Llegó al final de la hilera de tiendas y giró una esquina. La caverna era allí más espaciosa y estaba adornada por balcones dispuestos en estantes. Del techo pendían polvorientas banderas como estalactitas; sólo logró reconocer dos o tres. ¿De qué país sería la del águila bicéfala? ¿Y la del grifo dando zarpazos en el aire?
— ¡Por aquí, señor!
Un gordo en mangas de camisa, apoyado en una muleta, se inclinaba sobre la endeble barandilla de un balcón para hacerle señas. Él le devolvió las señas y subió por un corto tramo de escalones de hierro que crujían y retumbaban mortecinamente bajo sus pies; se preguntó si en alguna parte habría un ascensor y si el médico (que al parecer no debía de haber subido la escalera) se habría visto obligado a subir por allí.
La puerta del médico, una puerta con un anticuado cristal granulado y marco de roble, era la única iluminada. Sobre el cristal, en letras sencillas de color negro, se leía: C. L. applewood, médico.
Dentro no había recepcionista ni enfermera.
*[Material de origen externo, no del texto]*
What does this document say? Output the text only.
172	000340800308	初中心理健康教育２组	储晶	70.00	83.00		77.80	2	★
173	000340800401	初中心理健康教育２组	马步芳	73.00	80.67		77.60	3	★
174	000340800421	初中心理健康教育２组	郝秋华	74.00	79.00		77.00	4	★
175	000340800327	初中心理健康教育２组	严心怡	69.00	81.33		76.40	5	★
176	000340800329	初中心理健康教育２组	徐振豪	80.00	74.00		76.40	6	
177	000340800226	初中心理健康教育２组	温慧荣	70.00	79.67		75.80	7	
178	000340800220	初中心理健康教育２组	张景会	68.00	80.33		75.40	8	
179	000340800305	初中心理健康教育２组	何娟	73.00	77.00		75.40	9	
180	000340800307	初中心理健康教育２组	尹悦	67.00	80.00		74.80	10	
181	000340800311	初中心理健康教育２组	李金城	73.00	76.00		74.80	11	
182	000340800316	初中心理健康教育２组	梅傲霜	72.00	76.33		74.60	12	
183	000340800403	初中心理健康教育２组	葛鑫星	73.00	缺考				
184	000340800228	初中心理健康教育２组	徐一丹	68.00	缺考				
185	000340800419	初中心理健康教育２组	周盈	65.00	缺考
El médico estaba sentado delante de un escritorio, al fondo de una sala estrecha y larga; era un hombre de facciones amplias, mandíbula potente y cara lisa; tenía la frente alta, shakespeariana, que el cabello cano y la calvicie invasiva le dan a todos los hombres, y un doble mentón con el que exhibir una hábil profesionalidad al afeitarse y el toque de delicado talco blanco que delataba al actor.
— ¡Bien, bien! -Las sílabas salieron resonantes y estranguladas-. ¡Me alegra comprobar que lo ha logrado, señor! ¡Estupendo! Todos lo hemos logrado, entonces, a excepción del pobre Daniel. ¡Ha muerto, señor! Sí, muerto y bien muerto, y yo no pude salvarlo, señor, ni ningún otro médico después de Hipócrates. ¡Le dieron, señor! Han acabado con el pobre Dan para siempre. A mí también me dieron. Una bala del treinta y ocho, creo, me traspasó la parte carnosa del muslo. ¡Si hubieran rozado la arteria femoral, señor, no me tendría usted delante! Sería ciudadano de mejores esferas, y el pobre Daniel estaría a mi lado. Logré salir cojeando antes del incendio -por lo que veo, señor, usted no tuvo esa suerte-, gracias a que nuestro valiente Carlos mató al granuja que montaba guardia en la puerta del escenario.
El doctor soltó una risita ahogada, de sonido profundo y gutural, como el ruido satisfecho, a mitad de camino entre un cloqueo y un cacareo, que hacen los gallos grandes.
— Y ahora, si me disculpa por no levantarme, lo disculparé a usted por no estrecharme la mano. Déjeme ver.